逆に、大企業や官公庁に務めている人で転職を選ぶ人の割合は約3割で、それほど転職を選ばない傾向が判明している。ただ、大企業や官公庁に勤めている人のキャリアに後悔がないかというと、そうではないだろう。現に筆者は、誰もが知る大企業で勤務していたが、結婚前に退職した。結婚した後ではさまざまなしがらみから退職できなくなると思ったからだ。家族や世間体などから、「本当はチャレンジしたいができない」と考えている大企業・官公庁勤務者は多いはずだ。
転職で満足している人の割合
転職を経験する人が過半数だとして、失敗に終わっていたら意味がない。これに関しては、厚労省の調査で判明している。転職に「満足」「不満足」のどちらが多いかというと、「満足」と答える人の方が相当に多い。その他調査を見ても、転職に対して納得している人が多いとわかる。
転職に「失敗した人」の理由
次に、「転職に不満足」と答えた人たちが、なぜそうなったのかという理由を見ていこう。多くの調査で判明している転職に失敗する理由は、大きく次の2つである。
①もっと早く転職すべきだった
②準備不足
この2つからは転職に失敗しないための教訓を得ることができる。
「もっと早く転職すべきだった」に関しては、よく知られている通り、年齢が関係している。年齢に関しては、やはり若いほど転職が成功しやすい。厚労省のデータを見ても、40歳を超えてくると、「転職に不満足」な人の割合が顕著に増えてくる。もしあなたが転職という選択肢を持っているなら、早めの検討が重要となってくる。ただ、年齢が高くなっても、ハイクラス層の転職は盛んに行われているので安心してほしい。

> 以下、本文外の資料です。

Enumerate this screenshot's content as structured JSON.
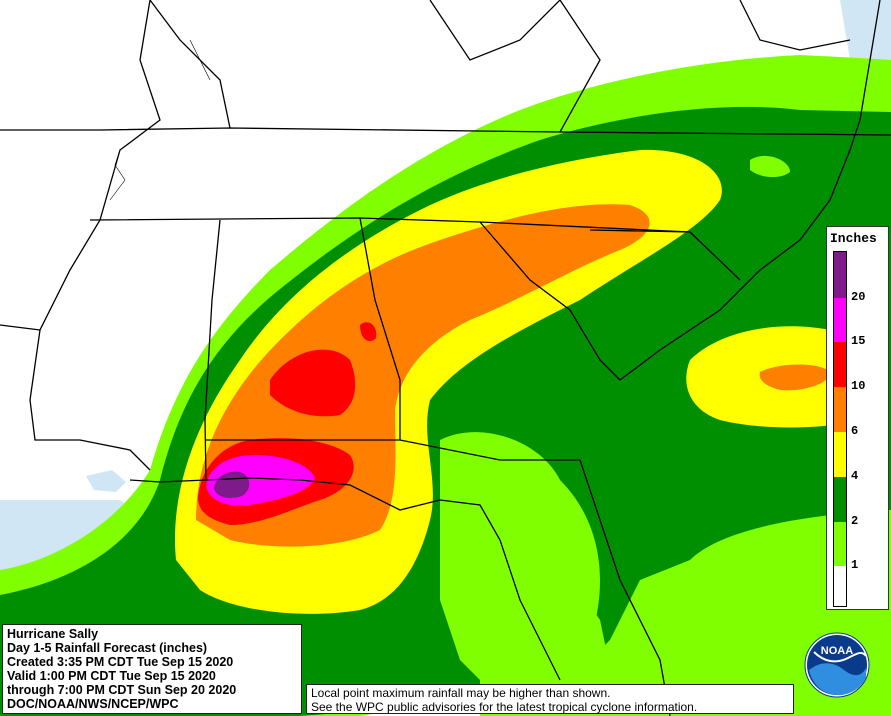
{
  "info": {
    "line1": "Hurricane Sally",
    "line2": "Day 1-5 Rainfall Forecast (inches)",
    "line3": "Created 3:35 PM CDT Tue Sep 15 2020",
    "line4": "Valid 1:00 PM CDT Tue Sep 15 2020",
    "line5": "through 7:00 PM CDT Sun Sep 20 2020",
    "line6": "DOC/NOAA/NWS/NCEP/WPC"
  },
  "disclaimer": {
    "line1": "Local point maximum rainfall may be higher than shown.",
    "line2": "See the WPC public advisories for the latest tropical cyclone information."
  },
  "legend": {
    "title": "Inches",
    "labels": [
      "20",
      "15",
      "10",
      "6",
      "4",
      "2",
      "1"
    ],
    "colors": {
      "c20plus": "#7f1a8a",
      "c15_20": "#ff00ff",
      "c10_15": "#ff0000",
      "c6_10": "#ff8000",
      "c4_6": "#ffff00",
      "c2_4": "#008f00",
      "c1_2": "#7fff00",
      "c0_1": "#ffffff"
    }
  },
  "logo": {
    "text": "NOAA",
    "icon": "noaa-logo-icon"
  },
  "map": {
    "water_color": "#d0e6f5",
    "border_color": "#000000"
  }
}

「準備不足」については、「安易に転職先を決めてしまった」「面接の対策ができていなかった」「資格をとっておけばよかった」などの声がある。なにごともそうであるが、最低限の準備が必要となる。

増える中小企業から大企業への転職
転職に対して、「待遇が下がる」イメージを持っている人は多いだろう。そもそも、日本において転職が活発になってきたのは、この20年ほどである。そもそも、1980年代後半のバブルと呼ばれた時代には、終身雇用をはじめとする日本的雇用が世界的に称賛をあびていた。その時代、転職をする人は「その企業にいられなくなった人」のように見られることもあった。転職に対してこのネガティブなイメージをひきずっている人もいるはずだ。実際、以前は大企業への転職は少なかった。だからこそ、「待遇が下がる」というイメージが残っている。

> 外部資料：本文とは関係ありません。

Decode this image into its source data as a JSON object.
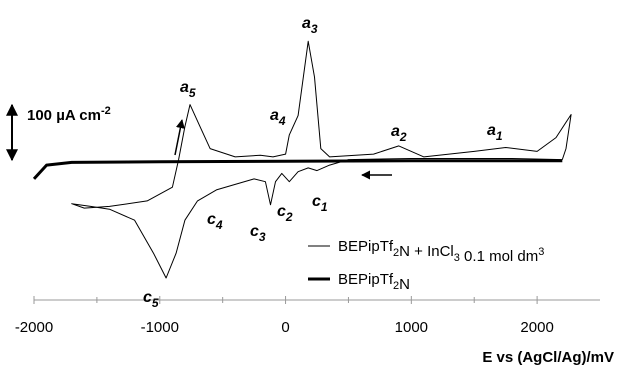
{
  "chart_data": {
    "type": "line",
    "xlabel": "E vs (AgCl/Ag)/mV",
    "xlim": [
      -2000,
      2500
    ],
    "xticks": [
      -2000,
      -1000,
      0,
      1000,
      2000
    ],
    "xminorticks": [
      -1500,
      -500,
      500,
      1500
    ],
    "ylim": [
      -255,
      290
    ],
    "scale_bar": {
      "value": 100,
      "label": "100 µA cm",
      "label_sup": "-2"
    },
    "series": [
      {
        "name": [
          "BEPipTf",
          {
            "sub": "2"
          },
          "N + InCl",
          {
            "sub": "3"
          },
          " 0.1 mol dm",
          {
            "sup": "3"
          }
        ],
        "color": "#000000",
        "width": 1,
        "x": [
          2200,
          1800,
          1000,
          500,
          350,
          250,
          180,
          100,
          30,
          -30,
          -80,
          -120,
          -160,
          -250,
          -400,
          -550,
          -700,
          -800,
          -870,
          -950,
          -1050,
          -1200,
          -1400,
          -1550,
          -1700,
          -1600,
          -1400,
          -1100,
          -900,
          -850,
          -800,
          -760,
          -700,
          -600,
          -400,
          -200,
          -100,
          0,
          30,
          100,
          180,
          230,
          280,
          350,
          700,
          900,
          1100,
          1500,
          1750,
          2000,
          2150,
          2270,
          2230,
          2200
        ],
        "values": [
          0,
          2,
          2,
          0,
          -10,
          -20,
          -15,
          -22,
          -40,
          -25,
          -40,
          -82,
          -40,
          -35,
          -45,
          -55,
          -75,
          -110,
          -170,
          -215,
          -170,
          -110,
          -90,
          -85,
          -80,
          -88,
          -85,
          -75,
          -50,
          0,
          60,
          100,
          70,
          20,
          5,
          8,
          5,
          10,
          45,
          80,
          215,
          150,
          20,
          5,
          10,
          25,
          5,
          15,
          22,
          15,
          40,
          82,
          20,
          0
        ]
      },
      {
        "name": [
          "BEPipTf",
          {
            "sub": "2"
          },
          "N"
        ],
        "color": "#000000",
        "width": 3,
        "x": [
          -2000,
          -1900,
          -1700,
          -1000,
          0,
          1000,
          2200
        ],
        "values": [
          -35,
          -10,
          -5,
          -4,
          -3,
          -2,
          -2
        ]
      }
    ],
    "annotations": [
      {
        "text": "a",
        "sub": "5"
      },
      {
        "text": "a",
        "sub": "3"
      },
      {
        "text": "a",
        "sub": "4"
      },
      {
        "text": "a",
        "sub": "2"
      },
      {
        "text": "a",
        "sub": "1"
      },
      {
        "text": "c",
        "sub": "1"
      },
      {
        "text": "c",
        "sub": "2"
      },
      {
        "text": "c",
        "sub": "3"
      },
      {
        "text": "c",
        "sub": "4"
      },
      {
        "text": "c",
        "sub": "5"
      }
    ]
  }
}
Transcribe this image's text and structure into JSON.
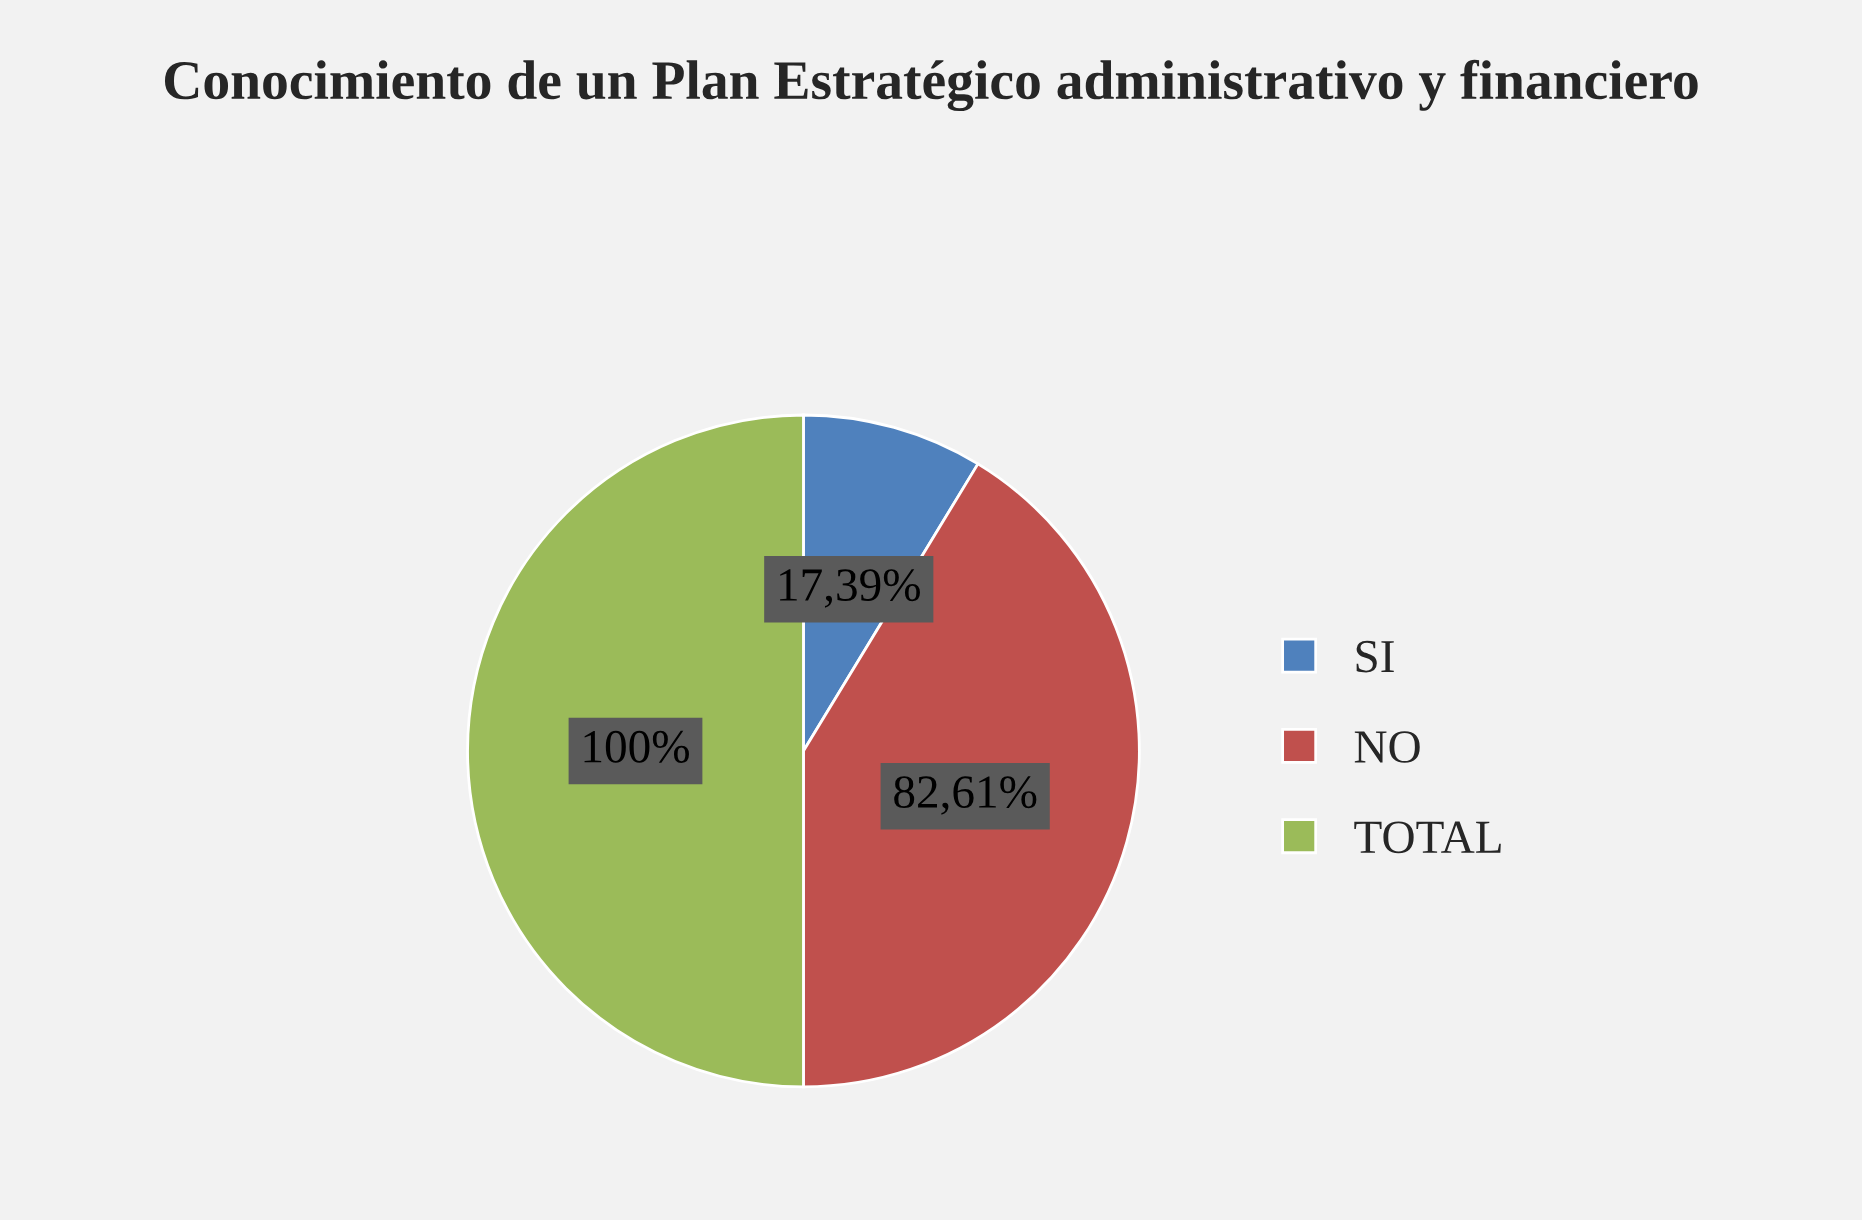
{
  "chart_data": {
    "type": "pie",
    "title": "Conocimiento de un Plan Estratégico administrativo y financiero",
    "categories": [
      "SI",
      "NO",
      "TOTAL"
    ],
    "values": [
      17.39,
      82.61,
      100
    ],
    "colors": [
      "#4f81bd",
      "#c0504d",
      "#9bbb59"
    ],
    "value_labels": [
      "17,39%",
      "82,61%",
      "100%"
    ],
    "legend": "right"
  }
}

ところが、現在の転職市場を見てみると、このネガティブなイメージが払拭される。厚労省のデータを見ると、現在の転職では中小企業から大企業への転職が主流といえるほど増えているのだ。転職では「待遇を上げる」ことが十分に可能となっている。

転職は必ず成功する、と言える理由
「転職で対偶が下がる」という点に関しても誤解がある。転職では、内定受諾までに給与などの条件面の提示があるのが一般的だ。むしろ、条件の提示がない場合、相手企業に確認する必要がある。したがって、「自分が」条件をのまない限り、転職において待遇が下がることはない。

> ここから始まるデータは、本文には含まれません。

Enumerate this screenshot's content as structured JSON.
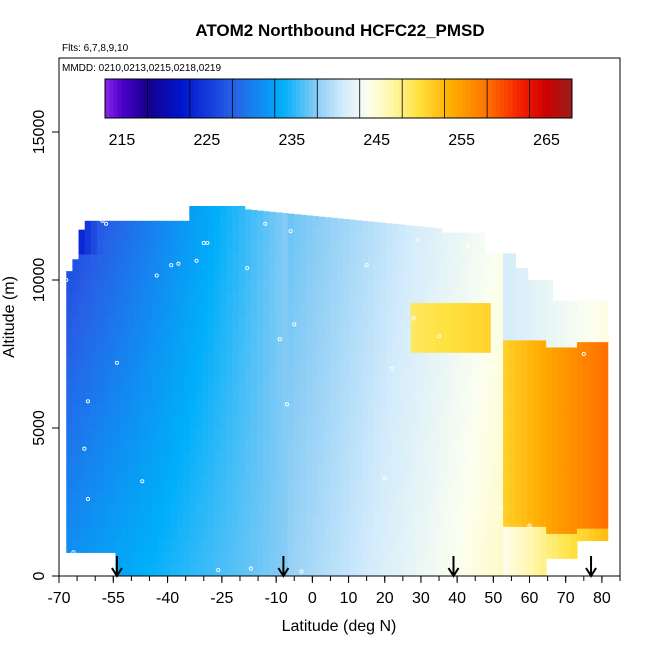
{
  "chart_data": {
    "type": "heatmap",
    "title": "ATOM2 Northbound HCFC22_PMSD",
    "annotations": {
      "flights": "Flts: 6,7,8,9,10",
      "dates": "MMDD: 0210,0213,0215,0218,0219"
    },
    "xlabel": "Latitude (deg N)",
    "ylabel": "Altitude (m)",
    "xlim": [
      -70,
      85
    ],
    "ylim": [
      0,
      17500
    ],
    "x_ticks": [
      -70,
      -55,
      -40,
      -25,
      -10,
      0,
      10,
      20,
      30,
      40,
      50,
      60,
      70,
      80
    ],
    "x_tick_labels": [
      "-70",
      "-55",
      "-40",
      "-25",
      "-10",
      "0",
      "10",
      "20",
      "30",
      "40",
      "50",
      "60",
      "70",
      "80"
    ],
    "y_ticks": [
      0,
      5000,
      10000,
      15000
    ],
    "y_tick_labels": [
      "0",
      "5000",
      "10000",
      "15000"
    ],
    "colorbar": {
      "min": 213,
      "max": 268,
      "ticks": [
        215,
        225,
        235,
        245,
        255,
        265
      ],
      "tick_labels": [
        "215",
        "225",
        "235",
        "245",
        "255",
        "265"
      ]
    },
    "arrows_latitude": [
      -54,
      -8,
      39,
      77
    ],
    "sample_points": [
      [
        -68,
        10000
      ],
      [
        -58,
        12000
      ],
      [
        -57,
        11900
      ],
      [
        -43,
        10150
      ],
      [
        -39,
        10500
      ],
      [
        -37,
        10550
      ],
      [
        -32,
        10650
      ],
      [
        -30,
        11250
      ],
      [
        -29,
        11250
      ],
      [
        -18,
        10400
      ],
      [
        -13,
        11900
      ],
      [
        -6,
        11650
      ],
      [
        -9,
        8000
      ],
      [
        -7,
        5800
      ],
      [
        -54,
        7200
      ],
      [
        -62,
        5900
      ],
      [
        -63,
        4300
      ],
      [
        -62,
        2600
      ],
      [
        -66,
        800
      ],
      [
        -47,
        3200
      ],
      [
        -5,
        8500
      ],
      [
        15,
        10500
      ],
      [
        22,
        7000
      ],
      [
        28,
        8700
      ],
      [
        29,
        11350
      ],
      [
        35,
        8100
      ],
      [
        43,
        11150
      ],
      [
        52,
        2300
      ],
      [
        60,
        1700
      ],
      [
        69,
        9400
      ],
      [
        73,
        9300
      ],
      [
        74,
        9100
      ],
      [
        75,
        7500
      ],
      [
        -26,
        200
      ],
      [
        -17,
        250
      ],
      [
        -3,
        150
      ],
      [
        20,
        3300
      ]
    ]
  }
}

つまり、待遇に納得するまで転職活動を続ければいいのだ。中途採用は新卒採用と異なり、時間の成約がない。成功するまで、納得するまで活動を継続できるのが転職活動の大きなメリットだ。したがって「現在の会社よりも確実に待遇が上がる」と確信できたときに転職をすれば、転職にともなうリスクをかなり減らせる。
雇用条件について最低限確認すべき事項

給与と手当について
特に、賞与の有無と昇給、残業について確認してください。手当に関しては通勤、住宅、家族手当がどの程度出るかなど。
勤務地について
最初の勤務地、転勤の有無と赴任する可能性のある場所。
ポストと仕事内容
どんな肩書でどんな仕事をするのか?
休日
ここは注意が必要で、「完全週休二日制(土・日)、祝日」という表現で「土曜日、日曜日、祝日」が休みになります。その他の表現では、祝日が休みとならない場合や休みが土日でないケースがあります。
入社日
その日までに退職できるか?
まとめ
最後に言いたいことは、あなたの理想のキャリアをあきらめる必要はまったくないということである。時代は変わり、その環境が整ってきている。先人たちは、さまざまな理由から「挑戦に踏み切れない」人生を送り、そしてその未練が後悔となっている。
しかし私たちは、リスクを低くしながらも大きな挑戦をできる状況にある。逆に、このような挑戦できる環境にありながら挑戦しなかった場合、将来的により大きな後悔としてあなたにのしかかってくる可能性もある。